The rhetoric that surrounds much of the modern political discourse walks a razor’s edge of violence. Politicians know precisely what to say that will encourage their like-minded supporters to move to physical action while allowing the politicians at the same time to argue that their words were misconstrued. They rely on the plausible deniability to protect them from not only prosecution but also responsibility for the resulting violence. All of this has resulted in a polarization in the public discourse in the US that hasn’t been seen in a while. We need to remember that words have power and choose them carefully.
But what happens when the politicians who speak in these “dog whistles” become the ones who act out the violence? That’s something that happened in a most unusual place–the United States Senate floor. There was a time that tempers were running high between a Republican senator from the north against a Democratic senator from the Old South. The two men were on opposite sides of most issues, but the emotional issue of Civil Rights divided the pair the most. And it got personal. The Republican even made fun of the Democrat’s slurred speech that he had developed as a result of a recent stroke. True, this type of personal attack is unwarranted and uncouth, but politics is a nasty business, after all.
But a relative of the Democratic senator took great offense at the Republican’s attacks of both political and personal natures. And while the saying about sticks and stones is true, words can lead to the use of them for a certain. This man, this relative of the senator, he actually made plans to kill the Republican. And, to make this bad situation even worse, the relative with the murderous intent was a member of the US House of Representatives and also a prominent Democratic politician. A friend talked him out of murdering the poison-tongued northern senator and instead convinced the man to merely beat him. The younger relative reluctantly agreed.
Well, the Republican was at his desk on the almost empty Senate floor after the day’s business. He was busy writing a speech for the next day and was so intent on his work that he failed to notice the representative approaching him. The Democrat pulled out a cane with a golden handle and, with a mighty backswing, struck the sitting senator in the head with all his force. The blow knocked the man from his chair. He later said that he blacked out at that point and barely remembers holding his arms up in a vain attempt to defend himself against the blows that began raining down on his head and shoulders.
The attacker got several blows in before anyone nearby could intervene. Some later privately said that the northern senator got what was coming to him, but then others managed to tear the attacker away. The northern man was so severely beaten that pools of his blood surrounded his desk; he had to be carried from the chamber on a stretcher and then treated for a concussion and also received several stitches. The attack was so violent that the man wielding the can broke it in several places; his swings were so violent that he hit himself with the cane and had to also receive some stitches.

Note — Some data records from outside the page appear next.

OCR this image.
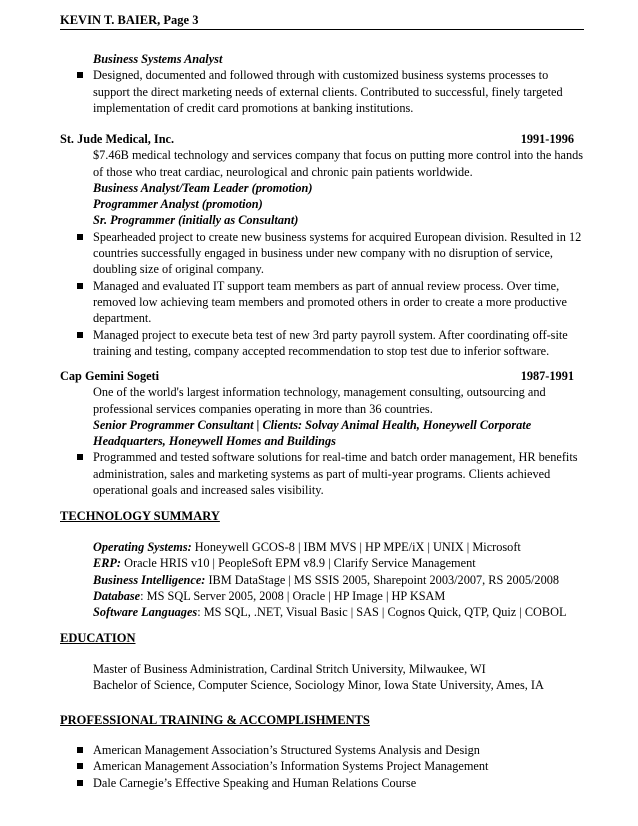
KEVIN T. BAIER, Page 3
Business Systems Analyst
Designed, documented and followed through with customized business systems processes to support the direct marketing needs of external clients. Contributed to successful, finely targeted implementation of credit card promotions at banking institutions.
St. Jude Medical, Inc.	1991-1996
$7.46B medical technology and services company that focus on putting more control into the hands of those who treat cardiac, neurological and chronic pain patients worldwide.
Business Analyst/Team Leader (promotion)
Programmer Analyst (promotion)
Sr. Programmer (initially as Consultant)
Spearheaded project to create new business systems for acquired European division. Resulted in 12 countries successfully engaged in business under new company with no disruption of service, doubling size of original company.
Managed and evaluated IT support team members as part of annual review process. Over time, removed low achieving team members and promoted others in order to create a more productive department.
Managed project to execute beta test of new 3rd party payroll system. After coordinating off-site training and testing, company accepted recommendation to stop test due to inferior software.
Cap Gemini Sogeti	1987-1991
One of the world's largest information technology, management consulting, outsourcing and professional services companies operating in more than 36 countries.
Senior Programmer Consultant | Clients: Solvay Animal Health, Honeywell Corporate Headquarters, Honeywell Homes and Buildings
Programmed and tested software solutions for real-time and batch order management, HR benefits administration, sales and marketing systems as part of multi-year programs. Clients achieved operational goals and increased sales visibility.
TECHNOLOGY SUMMARY
Operating Systems: Honeywell GCOS-8 | IBM MVS | HP MPE/iX | UNIX | Microsoft
ERP: Oracle HRIS v10 | PeopleSoft EPM v8.9 | Clarify Service Management
Business Intelligence: IBM DataStage | MS SSIS 2005, Sharepoint 2003/2007, RS 2005/2008
Database: MS SQL Server 2005, 2008 | Oracle | HP Image | HP KSAM
Software Languages: MS SQL, .NET, Visual Basic | SAS | Cognos Quick, QTP, Quiz | COBOL
EDUCATION
Master of Business Administration, Cardinal Stritch University, Milwaukee, WI
Bachelor of Science, Computer Science, Sociology Minor, Iowa State University, Ames, IA
PROFESSIONAL TRAINING & ACCOMPLISHMENTS
American Management Association’s Structured Systems Analysis and Design
American Management Association’s Information Systems Project Management
Dale Carnegie’s Effective Speaking and Human Relations Course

Sadly, the senator from the north was so badly beaten that it would be over a year before he was physically able to return to his desk. And equally as sad, many in the nation agreed with the attack. Some media recommended that the senator receive such a beating regularly. And some other people sent the young representative a new cane, one even inscribed with the words, “Do It Again.” However, other supporters of the beating said that it was not as bad as the senator made out. The severity of the beating was, in effect, fake news.
But it wasn’t fake. Nor were the divisions between the two sections of the nation.
The beating of Massachusetts Senator Charles Sumner by US Representative Preston Brooks of South Carolina in 1856 symbolized the moment when the rhetoric about the issue of slavery turned violent and presaged the bloody Civil War that would follow four short years later.